The Washington DC-based group has classified the 1980s massacre of over 20 000 civilians in Matabeleland, which was perpetuated under the auspices of the notorious leader, as such.
The Gukurahundi massacres, as they have come to be known, resulted in the death of thousands of innocent Zimbabweans at the hands of the North Korean-trained 5th Brigade, a military unit directly subordinated to then Prime Minister Mugabe.
Genocide Watch President Gregory Stanton has called for the creation of a special Tribunal, composed of UN and Zimbabwean officials, to try Mugabe and his Generals on charges of genocide and crimes against humanity.
“We call upon the United Nations High Commissioner for Human Rights to conduct a full investigation of the Gukurahundi, with the aim of establishing a mixed UN-Zimbabwean Tribunal to put Mugabe and his co-perpetrators on trial for their crimes,” Stanton told The Zimbabwean.
Stanton argues that the crimes qualify as genocide as they were conducted by the exclusively Shona 5th Brigade and targeted the ethnic Ndebele people. However, the massacres occurred before the establishment of the International Criminal Court and thus the tribunal lacks jurisdiction. However, the UN Security Council can still refer the matter to the ICC.
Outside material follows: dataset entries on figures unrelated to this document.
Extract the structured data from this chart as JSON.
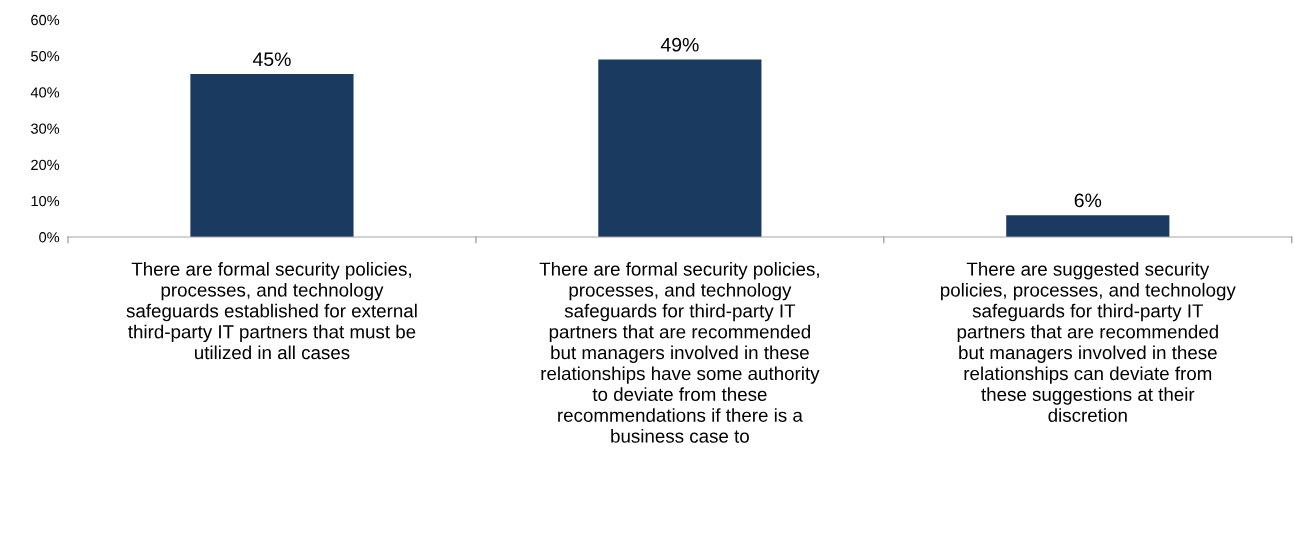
{
  "chart_data": {
    "type": "bar",
    "categories": [
      "There are formal security policies,\nprocesses, and technology\nsafeguards established for external\nthird-party IT partners that must be\nutilized in all cases",
      "There are formal security policies,\nprocesses, and technology\nsafeguards for third-party IT\npartners that are recommended\nbut managers involved in these\nrelationships have some authority\nto deviate from these\nrecommendations if there is a\nbusiness case to",
      "There are suggested security\npolicies, processes, and technology\nsafeguards for third-party IT\npartners that are recommended\nbut managers involved in these\nrelationships can deviate from\nthese suggestions at their\ndiscretion"
    ],
    "values": [
      45,
      49,
      6
    ],
    "value_labels": [
      "45%",
      "49%",
      "6%"
    ],
    "color": "#1b3a5f",
    "ylim": [
      0,
      60
    ],
    "yticks": [
      {
        "value": 0,
        "label": "0%"
      },
      {
        "value": 10,
        "label": "10%"
      },
      {
        "value": 20,
        "label": "20%"
      },
      {
        "value": 30,
        "label": "30%"
      },
      {
        "value": 40,
        "label": "40%"
      },
      {
        "value": 50,
        "label": "50%"
      },
      {
        "value": 60,
        "label": "60%"
      }
    ],
    "grid": false,
    "legend": false
  }
}
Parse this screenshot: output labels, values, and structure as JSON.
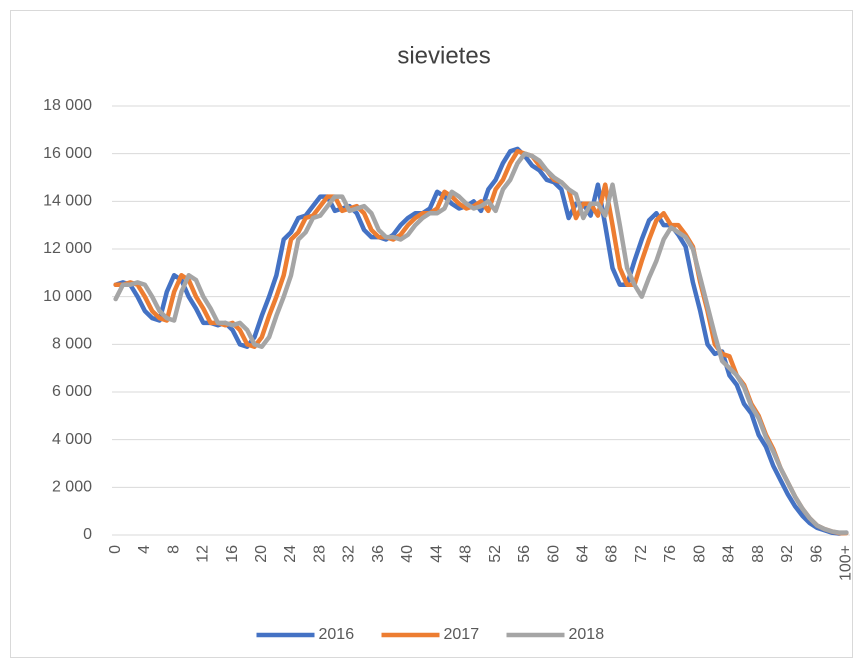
{
  "chart_data": {
    "type": "line",
    "title": "sievietes",
    "categories": [
      "0",
      null,
      null,
      null,
      "4",
      null,
      null,
      null,
      "8",
      null,
      null,
      null,
      "12",
      null,
      null,
      null,
      "16",
      null,
      null,
      null,
      "20",
      null,
      null,
      null,
      "24",
      null,
      null,
      null,
      "28",
      null,
      null,
      null,
      "32",
      null,
      null,
      null,
      "36",
      null,
      null,
      null,
      "40",
      null,
      null,
      null,
      "44",
      null,
      null,
      null,
      "48",
      null,
      null,
      null,
      "52",
      null,
      null,
      null,
      "56",
      null,
      null,
      null,
      "60",
      null,
      null,
      null,
      "64",
      null,
      null,
      null,
      "68",
      null,
      null,
      null,
      "72",
      null,
      null,
      null,
      "76",
      null,
      null,
      null,
      "80",
      null,
      null,
      null,
      "84",
      null,
      null,
      null,
      "88",
      null,
      null,
      null,
      "92",
      null,
      null,
      null,
      "96",
      null,
      null,
      null,
      "100+"
    ],
    "series": [
      {
        "name": "2016",
        "color": "#4472c4",
        "values": [
          10500,
          10600,
          10500,
          10000,
          9400,
          9100,
          9000,
          10200,
          10900,
          10700,
          10000,
          9500,
          8900,
          8900,
          8800,
          8900,
          8600,
          8000,
          7900,
          8300,
          9200,
          10000,
          10900,
          12400,
          12700,
          13300,
          13400,
          13800,
          14200,
          14200,
          13600,
          13700,
          13800,
          13500,
          12800,
          12500,
          12500,
          12400,
          12600,
          13000,
          13300,
          13500,
          13500,
          13700,
          14400,
          14200,
          13900,
          13700,
          13800,
          14000,
          13600,
          14500,
          14900,
          15600,
          16100,
          16200,
          15900,
          15500,
          15300,
          14900,
          14800,
          14500,
          13300,
          13900,
          13900,
          13400,
          14700,
          13000,
          11200,
          10500,
          10500,
          11500,
          12400,
          13200,
          13500,
          13000,
          13000,
          12600,
          12100,
          10600,
          9400,
          8000,
          7600,
          7700,
          6700,
          6300,
          5500,
          5100,
          4200,
          3700,
          2900,
          2300,
          1700,
          1200,
          800,
          500,
          300,
          200,
          100,
          60,
          100
        ]
      },
      {
        "name": "2017",
        "color": "#ed7d31",
        "values": [
          10500,
          10500,
          10600,
          10500,
          10000,
          9400,
          9100,
          9000,
          10200,
          10900,
          10700,
          10000,
          9500,
          8900,
          8900,
          8800,
          8900,
          8600,
          8000,
          7900,
          8300,
          9200,
          10000,
          10900,
          12400,
          12700,
          13300,
          13400,
          13800,
          14200,
          14200,
          13600,
          13700,
          13800,
          13500,
          12800,
          12500,
          12500,
          12400,
          12600,
          13000,
          13300,
          13500,
          13500,
          13700,
          14400,
          14200,
          13900,
          13700,
          13800,
          14000,
          13600,
          14500,
          14900,
          15600,
          16100,
          16000,
          15900,
          15500,
          15300,
          14900,
          14800,
          14500,
          13300,
          13900,
          13900,
          13400,
          14700,
          13000,
          11200,
          10500,
          10500,
          11500,
          12400,
          13200,
          13500,
          13000,
          13000,
          12600,
          12100,
          10600,
          9400,
          8000,
          7600,
          7500,
          6700,
          6300,
          5500,
          5000,
          4200,
          3600,
          2800,
          2200,
          1600,
          1100,
          700,
          400,
          250,
          150,
          80,
          80
        ]
      },
      {
        "name": "2018",
        "color": "#a5a5a5",
        "values": [
          9900,
          10500,
          10500,
          10600,
          10500,
          10000,
          9400,
          9100,
          9000,
          10200,
          10900,
          10700,
          10000,
          9500,
          8900,
          8900,
          8800,
          8900,
          8600,
          8000,
          7900,
          8300,
          9200,
          10000,
          10900,
          12400,
          12700,
          13300,
          13400,
          13800,
          14200,
          14200,
          13600,
          13700,
          13800,
          13500,
          12800,
          12500,
          12500,
          12400,
          12600,
          13000,
          13300,
          13500,
          13500,
          13700,
          14400,
          14200,
          13900,
          13700,
          13800,
          14000,
          13600,
          14500,
          14900,
          15600,
          16000,
          15900,
          15700,
          15300,
          15000,
          14800,
          14500,
          14300,
          13300,
          13900,
          13900,
          13400,
          14700,
          13000,
          11200,
          10500,
          10000,
          10800,
          11500,
          12400,
          12900,
          12700,
          12500,
          12000,
          10800,
          9600,
          8400,
          7300,
          7000,
          6700,
          6200,
          5400,
          4900,
          4100,
          3500,
          2800,
          2200,
          1600,
          1100,
          700,
          400,
          250,
          150,
          100,
          100
        ]
      }
    ],
    "ylim": [
      0,
      18000
    ],
    "yticks": [
      0,
      {
        "value": 2000,
        "label": "2 000"
      },
      {
        "value": 4000,
        "label": "4 000"
      },
      {
        "value": 6000,
        "label": "6 000"
      },
      {
        "value": 8000,
        "label": "8 000"
      },
      {
        "value": 10000,
        "label": "10 000"
      },
      {
        "value": 12000,
        "label": "12 000"
      },
      {
        "value": 14000,
        "label": "14 000"
      },
      {
        "value": 16000,
        "label": "16 000"
      },
      {
        "value": 18000,
        "label": "18 000"
      }
    ],
    "grid": true,
    "legend": "bottom"
  }
}
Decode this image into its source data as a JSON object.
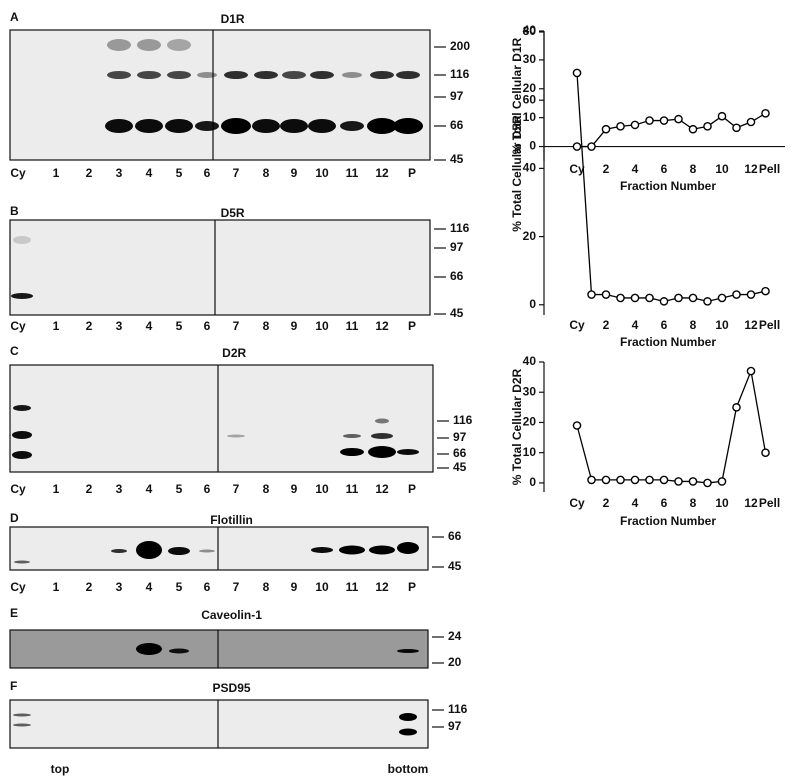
{
  "panels": [
    {
      "letter": "A",
      "title": "D1R",
      "lanes": [
        "Cy",
        "1",
        "2",
        "3",
        "4",
        "5",
        "6",
        "7",
        "8",
        "9",
        "10",
        "11",
        "12",
        "P"
      ],
      "markers": [
        "200",
        "116",
        "97",
        "66",
        "45"
      ]
    },
    {
      "letter": "B",
      "title": "D5R",
      "lanes": [
        "Cy",
        "1",
        "2",
        "3",
        "4",
        "5",
        "6",
        "7",
        "8",
        "9",
        "10",
        "11",
        "12",
        "P"
      ],
      "markers": [
        "116",
        "97",
        "66",
        "45"
      ]
    },
    {
      "letter": "C",
      "title": "D2R",
      "lanes": [
        "Cy",
        "1",
        "2",
        "3",
        "4",
        "5",
        "6",
        "7",
        "8",
        "9",
        "10",
        "11",
        "12",
        "P"
      ],
      "markers": [
        "116",
        "97",
        "66",
        "45"
      ]
    },
    {
      "letter": "D",
      "title": "Flotillin",
      "lanes": [
        "Cy",
        "1",
        "2",
        "3",
        "4",
        "5",
        "6",
        "7",
        "8",
        "9",
        "10",
        "11",
        "12",
        "P"
      ],
      "markers": [
        "66",
        "45"
      ]
    },
    {
      "letter": "E",
      "title": "Caveolin-1",
      "markers": [
        "24",
        "20"
      ]
    },
    {
      "letter": "F",
      "title": "PSD95",
      "markers": [
        "116",
        "97"
      ],
      "ends": [
        "top",
        "bottom"
      ]
    }
  ],
  "chart_data": [
    {
      "type": "line",
      "y_label": "% Total Cellular D1R",
      "x_label": "Fraction Number",
      "categories": [
        "Cy",
        null,
        "2",
        null,
        "4",
        null,
        "6",
        null,
        "8",
        null,
        "10",
        null,
        "12",
        "Pell"
      ],
      "values": [
        0,
        0,
        6,
        7,
        7.5,
        9,
        9,
        9.5,
        6,
        7,
        10.5,
        6.5,
        8.5,
        11.5
      ],
      "ylim": [
        -5,
        40
      ],
      "yticks": [
        0,
        10,
        20,
        30,
        40
      ],
      "zero_line": true,
      "color": "#000000"
    },
    {
      "type": "line",
      "y_label": "% Total Cellular D5R",
      "x_label": "Fraction Number",
      "categories": [
        "Cy",
        null,
        "2",
        null,
        "4",
        null,
        "6",
        null,
        "8",
        null,
        "10",
        null,
        "12",
        "Pell"
      ],
      "values": [
        68,
        3,
        3,
        2,
        2,
        2,
        1,
        2,
        2,
        1,
        2,
        3,
        3,
        4
      ],
      "ylim": [
        -3,
        80
      ],
      "yticks": [
        0,
        20,
        40,
        60,
        80
      ],
      "zero_line": false,
      "color": "#000000"
    },
    {
      "type": "line",
      "y_label": "% Total Cellular D2R",
      "x_label": "Fraction Number",
      "categories": [
        "Cy",
        null,
        "2",
        null,
        "4",
        null,
        "6",
        null,
        "8",
        null,
        "10",
        null,
        "12",
        "Pell"
      ],
      "values": [
        19,
        1,
        1,
        1,
        1,
        1,
        1,
        0.5,
        0.5,
        0,
        0.5,
        25,
        37,
        10
      ],
      "ylim": [
        -3,
        40
      ],
      "yticks": [
        0,
        10,
        20,
        30,
        40
      ],
      "zero_line": false,
      "color": "#000000"
    }
  ]
}
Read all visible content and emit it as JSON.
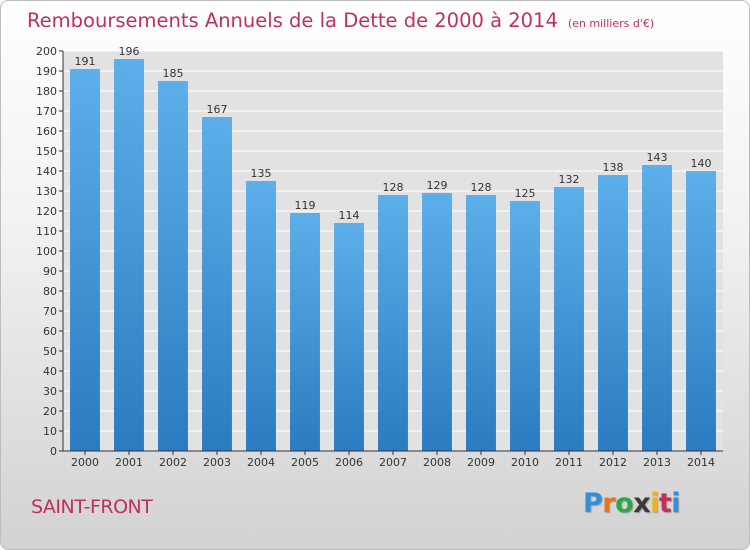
{
  "chart_data": {
    "type": "bar",
    "title": "Remboursements Annuels de la Dette de 2000 à 2014",
    "subtitle": "(en milliers d'€)",
    "categories": [
      "2000",
      "2001",
      "2002",
      "2003",
      "2004",
      "2005",
      "2006",
      "2007",
      "2008",
      "2009",
      "2010",
      "2011",
      "2012",
      "2013",
      "2014"
    ],
    "values": [
      191,
      196,
      185,
      167,
      135,
      119,
      114,
      128,
      129,
      128,
      125,
      132,
      138,
      143,
      140
    ],
    "xlabel": "",
    "ylabel": "",
    "ylim": [
      0,
      200
    ],
    "yticks": [
      0,
      10,
      20,
      30,
      40,
      50,
      60,
      70,
      80,
      90,
      100,
      110,
      120,
      130,
      140,
      150,
      160,
      170,
      180,
      190,
      200
    ],
    "grid": true,
    "legend": "none",
    "bar_color": "#4f9fdf"
  },
  "footer": {
    "place": "SAINT-FRONT",
    "logo": "Proxiti",
    "logo_colors": [
      "#2f8fd8",
      "#e8731c",
      "#2aa84a",
      "#3a3a3a",
      "#e8b51c",
      "#c0305a",
      "#2f8fd8"
    ]
  },
  "colors": {
    "title": "#c0305a",
    "grid": "#ffffff",
    "axis": "#333333"
  }
}
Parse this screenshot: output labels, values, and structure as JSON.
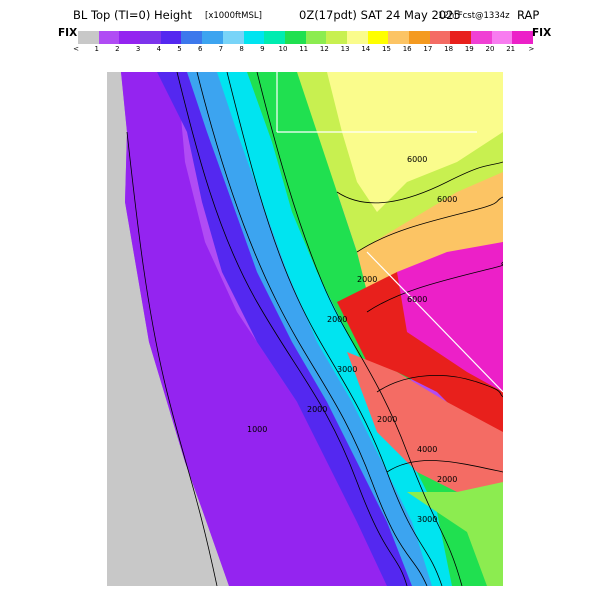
{
  "title": {
    "field": "BL Top (TI=0) Height",
    "units": "[x1000ftMSL]",
    "valid": "0Z(17pdt) SAT 24 May 2025",
    "forecast": "12hrFcst@1334z",
    "model": "RAP"
  },
  "colorbar": {
    "left_label": "FIX",
    "right_label": "FIX",
    "colors": [
      "#c8c8c8",
      "#b04cf4",
      "#9424f0",
      "#7c34ec",
      "#5428f0",
      "#3c78ec",
      "#3ca4f0",
      "#78d4f8",
      "#00e4f0",
      "#00ecb0",
      "#20e050",
      "#8cec50",
      "#c8f050",
      "#fafc8c",
      "#ffff00",
      "#fcc464",
      "#f49a20",
      "#f46c64",
      "#e8201c",
      "#f040d4",
      "#f87cf0",
      "#ec20c8"
    ],
    "ticks": [
      "<",
      "1",
      "2",
      "3",
      "4",
      "5",
      "6",
      "7",
      "8",
      "9",
      "10",
      "11",
      "12",
      "13",
      "14",
      "15",
      "16",
      "17",
      "18",
      "19",
      "20",
      "21",
      ">"
    ]
  },
  "map": {
    "contour_labels": [
      "6000",
      "6000",
      "6000",
      "2000",
      "2000",
      "3000",
      "2000",
      "1000",
      "2000",
      "4000",
      "2000",
      "3000"
    ]
  }
}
Stanton pointed out that council had previously referred the Darfur situation to the ICC, with the result that Sudanese President Omar al-Bashir was indicted for genocide.
He went on to insist that the time for justice has not passed, despite the fact that the Zimbabwean government seemingly think that the statute of limitations has expired.
“They think they have gotten away with mass murder. It is time to end such impunity in Zimbabwe,” Stanton said.
In the early 1980s, in his role as Prime Minister of Zimbabwe, Mugabe ordered the Fifth Brigade to suppress resistance in the volatile Matabeleland regions.
Acting on his orders, the Brigade shot, burned and beat an estimated 20 000 civilians to death, including women and children. Thousands more disappeared or were displaced by the violence.
Zimbabwe’s current government includes ministers and top army officials implicated in the atrocities. They are suspected of clinging to power in order to avoid prosecution.
Genocide Watch has named Defence Minister Sydney Sekeramayi, Zimbabwe Defence Forces commander Constantine Chiwenga and Air Force commander Perence Shiri as being amongst the offenders.
Mugabe has described the killings as an “act of madness”, while at the same time denying culpability and refusing to formally apologise. In the hope of preserving a delicate Unity Accord that he cosigned with the late Joshua Nkomo in 1987, the ailing leader has apparently chosen to sweep the massacres under the carpet.